The Thought Gang is a zany picaresque novel by the British writer Tibor Fischer. The story follows the freewheeling adventures of a neurotic sophist as he turns to robbing banks, and his plucky sidekick, an older gentleman with a gift for gab. It’s basically a long shaggy-dog story, with tons of jokes that run together, but with a subversive, provocative core. The narrator is a self-proclaimed philosopher, who’s taken the time to learn more than any man should know about philosophy, then uses his collected wisdom to better himself by robbing banks. Every action he takes, although they seem entirely devoid of thought, he manages to support by some philosophical reasoning. Very cleverly, Fischer destroys the high-reputation of philosophers by poking fun at how pliable their theories are.
Tibor Fischer as an author can be lumped in with Martin Amis, Julian Barnes (in his younger years), and Will Self as well-read, edgy satirists whose works are filled with words you barely recognize. Fischer takes it a step further by including more words with the letter z than I’ve ever heard, and some that are likely made up.

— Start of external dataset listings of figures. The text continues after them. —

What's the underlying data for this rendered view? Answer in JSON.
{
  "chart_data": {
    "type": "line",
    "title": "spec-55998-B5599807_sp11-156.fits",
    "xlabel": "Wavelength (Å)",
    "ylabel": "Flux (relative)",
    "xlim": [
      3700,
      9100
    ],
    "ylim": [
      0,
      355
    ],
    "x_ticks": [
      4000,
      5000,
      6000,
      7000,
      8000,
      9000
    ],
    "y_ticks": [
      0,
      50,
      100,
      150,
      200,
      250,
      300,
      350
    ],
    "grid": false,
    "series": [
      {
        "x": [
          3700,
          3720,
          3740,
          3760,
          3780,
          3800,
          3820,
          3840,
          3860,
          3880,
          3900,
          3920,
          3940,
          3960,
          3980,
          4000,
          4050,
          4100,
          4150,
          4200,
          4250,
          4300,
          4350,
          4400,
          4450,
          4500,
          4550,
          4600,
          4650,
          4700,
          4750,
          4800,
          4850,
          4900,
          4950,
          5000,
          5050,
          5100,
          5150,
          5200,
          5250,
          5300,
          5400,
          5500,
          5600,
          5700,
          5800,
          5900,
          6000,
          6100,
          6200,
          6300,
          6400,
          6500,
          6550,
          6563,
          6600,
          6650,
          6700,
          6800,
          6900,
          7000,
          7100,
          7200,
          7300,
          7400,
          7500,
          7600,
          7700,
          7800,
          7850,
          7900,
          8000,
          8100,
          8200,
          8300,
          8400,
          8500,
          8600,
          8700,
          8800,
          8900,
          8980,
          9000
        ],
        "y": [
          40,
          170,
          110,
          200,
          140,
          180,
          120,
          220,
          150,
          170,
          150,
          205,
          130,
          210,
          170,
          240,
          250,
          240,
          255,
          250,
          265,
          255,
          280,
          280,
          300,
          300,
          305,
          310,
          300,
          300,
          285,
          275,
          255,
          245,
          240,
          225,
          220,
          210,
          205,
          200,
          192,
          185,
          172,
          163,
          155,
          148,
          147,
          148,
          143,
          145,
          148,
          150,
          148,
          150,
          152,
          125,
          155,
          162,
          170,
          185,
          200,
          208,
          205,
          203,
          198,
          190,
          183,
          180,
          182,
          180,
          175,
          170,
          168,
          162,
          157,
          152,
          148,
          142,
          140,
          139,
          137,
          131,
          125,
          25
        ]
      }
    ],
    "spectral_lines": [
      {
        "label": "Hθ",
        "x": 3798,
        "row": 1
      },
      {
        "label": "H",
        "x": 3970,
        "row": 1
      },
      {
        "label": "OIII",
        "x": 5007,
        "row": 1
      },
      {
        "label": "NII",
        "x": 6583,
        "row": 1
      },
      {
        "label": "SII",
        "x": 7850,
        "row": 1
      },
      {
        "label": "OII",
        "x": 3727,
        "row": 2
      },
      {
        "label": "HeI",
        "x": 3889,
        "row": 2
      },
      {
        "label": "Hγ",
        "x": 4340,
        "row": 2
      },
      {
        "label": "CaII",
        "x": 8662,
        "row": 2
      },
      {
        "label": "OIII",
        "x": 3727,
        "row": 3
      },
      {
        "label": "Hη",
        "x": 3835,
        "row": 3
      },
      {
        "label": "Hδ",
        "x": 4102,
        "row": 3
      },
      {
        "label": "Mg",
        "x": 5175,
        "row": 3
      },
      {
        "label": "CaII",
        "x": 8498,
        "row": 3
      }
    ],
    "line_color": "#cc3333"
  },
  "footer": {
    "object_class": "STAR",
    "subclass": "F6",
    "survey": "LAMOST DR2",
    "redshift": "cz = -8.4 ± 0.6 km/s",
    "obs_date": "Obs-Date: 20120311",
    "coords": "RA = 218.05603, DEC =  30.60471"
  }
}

This would be a good book to read alongside Iris Murdoch’s A Severed Head. Fischer takes apart the conventions of philosophy in a way that’s similar to Murdoch’s dismembering of pop psychology. Murdoch, as a philosopher, would likely resent Mr. Fischer’s book though.
One final warning though, there are some raunchy bits in here, so it’s not a book for the kids. If you can handle Amis’s risque scenes, you can handle this. The only flaw with this worth pointing out is that there’s portions where I couldn’t follow the plot at all, and there were flashbacks that I couldn’t divine the importance of in the greater story.